Objectives and Learning Outcomes

The course provides a comprehensive introduction to the most important machine learning models and algorithms, and their applications in finance using Python, with an emphasis on model performance, validation, and interpretability.


Data preprocessing, common pitfalls in machine learning. Density estimation: parametric and non-parametric (histogram and kernel density estimation) methods. Big data and dimensionality reduction techniques: principal components analysis (PCA), and multidimensional scaling (MDS). Clustering analysis. Supervised learning. Regression methods. Classification approaches. Ensemble learning methods. Unsupervised learning. Artificial neural networks: feedforward, recurrent (e.g., long short-term memory), generative adversarial, and convolutional networks, as well as autoencoders. Model assessment and selection: bias, variance, training and in-sample prediction error, information criteria, cross-validation, and bootstrapping.

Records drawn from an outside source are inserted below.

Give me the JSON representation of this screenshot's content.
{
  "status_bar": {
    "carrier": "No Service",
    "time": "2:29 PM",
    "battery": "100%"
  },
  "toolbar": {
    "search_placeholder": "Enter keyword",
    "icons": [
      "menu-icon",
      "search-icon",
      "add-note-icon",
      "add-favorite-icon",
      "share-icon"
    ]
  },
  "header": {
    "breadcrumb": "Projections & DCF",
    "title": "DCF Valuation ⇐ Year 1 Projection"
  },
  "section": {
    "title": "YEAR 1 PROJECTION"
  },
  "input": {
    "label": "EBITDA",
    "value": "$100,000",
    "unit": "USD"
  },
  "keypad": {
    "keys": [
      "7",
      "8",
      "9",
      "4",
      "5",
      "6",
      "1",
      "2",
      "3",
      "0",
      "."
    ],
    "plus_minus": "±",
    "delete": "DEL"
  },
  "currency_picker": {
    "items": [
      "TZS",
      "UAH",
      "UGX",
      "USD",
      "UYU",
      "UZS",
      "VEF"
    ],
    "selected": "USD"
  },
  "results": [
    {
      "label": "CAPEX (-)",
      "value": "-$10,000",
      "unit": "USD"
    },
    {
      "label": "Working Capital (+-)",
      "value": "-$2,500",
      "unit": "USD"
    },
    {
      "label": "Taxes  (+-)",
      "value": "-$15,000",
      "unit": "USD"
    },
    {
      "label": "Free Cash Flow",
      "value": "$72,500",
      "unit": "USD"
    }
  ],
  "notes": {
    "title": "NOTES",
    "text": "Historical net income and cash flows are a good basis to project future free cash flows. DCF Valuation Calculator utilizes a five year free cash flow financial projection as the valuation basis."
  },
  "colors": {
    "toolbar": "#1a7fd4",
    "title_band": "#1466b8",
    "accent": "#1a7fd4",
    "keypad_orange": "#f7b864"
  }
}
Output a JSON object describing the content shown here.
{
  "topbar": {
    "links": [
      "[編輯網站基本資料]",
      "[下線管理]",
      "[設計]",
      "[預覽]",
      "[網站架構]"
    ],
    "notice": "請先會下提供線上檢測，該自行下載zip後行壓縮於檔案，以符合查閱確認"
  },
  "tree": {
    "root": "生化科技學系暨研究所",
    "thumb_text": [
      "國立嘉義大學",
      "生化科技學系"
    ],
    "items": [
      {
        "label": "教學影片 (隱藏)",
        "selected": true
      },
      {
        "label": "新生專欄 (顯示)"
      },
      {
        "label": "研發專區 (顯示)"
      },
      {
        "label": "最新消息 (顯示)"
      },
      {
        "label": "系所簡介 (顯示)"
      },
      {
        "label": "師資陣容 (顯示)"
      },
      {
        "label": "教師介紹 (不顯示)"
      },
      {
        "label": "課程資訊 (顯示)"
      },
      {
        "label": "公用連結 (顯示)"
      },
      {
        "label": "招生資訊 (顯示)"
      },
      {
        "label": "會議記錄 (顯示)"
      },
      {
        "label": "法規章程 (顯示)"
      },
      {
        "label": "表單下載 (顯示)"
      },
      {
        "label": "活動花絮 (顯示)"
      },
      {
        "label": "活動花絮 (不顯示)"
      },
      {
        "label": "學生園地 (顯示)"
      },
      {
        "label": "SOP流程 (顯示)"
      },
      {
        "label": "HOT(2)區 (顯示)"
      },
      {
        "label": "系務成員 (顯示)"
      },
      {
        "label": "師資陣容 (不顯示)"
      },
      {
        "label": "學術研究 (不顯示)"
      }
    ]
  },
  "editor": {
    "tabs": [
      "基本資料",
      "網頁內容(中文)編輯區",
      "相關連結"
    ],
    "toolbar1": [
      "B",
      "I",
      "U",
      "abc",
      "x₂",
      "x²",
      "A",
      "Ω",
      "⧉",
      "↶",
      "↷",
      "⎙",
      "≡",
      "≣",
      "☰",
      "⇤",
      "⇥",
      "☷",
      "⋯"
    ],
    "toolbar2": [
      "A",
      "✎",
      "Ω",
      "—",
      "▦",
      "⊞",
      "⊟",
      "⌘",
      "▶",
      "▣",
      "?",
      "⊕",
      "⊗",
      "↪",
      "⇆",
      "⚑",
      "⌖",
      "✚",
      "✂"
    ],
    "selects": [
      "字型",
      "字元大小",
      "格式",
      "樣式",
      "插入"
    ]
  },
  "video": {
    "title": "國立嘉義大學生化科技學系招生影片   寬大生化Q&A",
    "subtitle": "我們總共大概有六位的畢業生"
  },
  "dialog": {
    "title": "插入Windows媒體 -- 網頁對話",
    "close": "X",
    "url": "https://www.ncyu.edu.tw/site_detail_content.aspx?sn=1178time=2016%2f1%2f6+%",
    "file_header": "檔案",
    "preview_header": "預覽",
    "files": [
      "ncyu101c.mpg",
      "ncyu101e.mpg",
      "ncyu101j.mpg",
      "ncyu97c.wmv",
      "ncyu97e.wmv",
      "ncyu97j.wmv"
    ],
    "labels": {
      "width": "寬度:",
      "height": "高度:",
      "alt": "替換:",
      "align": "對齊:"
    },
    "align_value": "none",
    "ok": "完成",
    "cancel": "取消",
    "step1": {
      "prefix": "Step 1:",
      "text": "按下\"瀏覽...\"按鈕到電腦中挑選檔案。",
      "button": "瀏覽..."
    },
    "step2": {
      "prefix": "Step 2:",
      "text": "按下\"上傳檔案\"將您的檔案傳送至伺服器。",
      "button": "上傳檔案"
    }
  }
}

Working with large data sets comprising stock and bond prices, fundamental financial and macroeconomic factors. Accessing, storing and retrieving data using Python. Developing Python code for a battery of machine learning methods, i.e., ordinary and robust linear regressions, penalized linear models, dimension-reduction techniques, generalized linear methods, regression trees and random forests, and neural networks. These machine learning algorithms will be applied for modelling equity and bond risk premia along the lines of the state-of-the-art research in empirical asset pricing. Practical aspects and industry applications represent an essential part of the work. In addition to data processing and coding in Python, the exercises are designed to address questions about samples splitting (i.e., training vs. validation vs. test), hyper-parameter tuning, in-sample and out-of-sample analysis, time series vs. cross sectional aspects (from modern asset pricing perspective), clustering, marginal relationship between factors and expected returns / risk premia, statistical and economic significance, portfolio forecasting, robustness, and interpretability of results.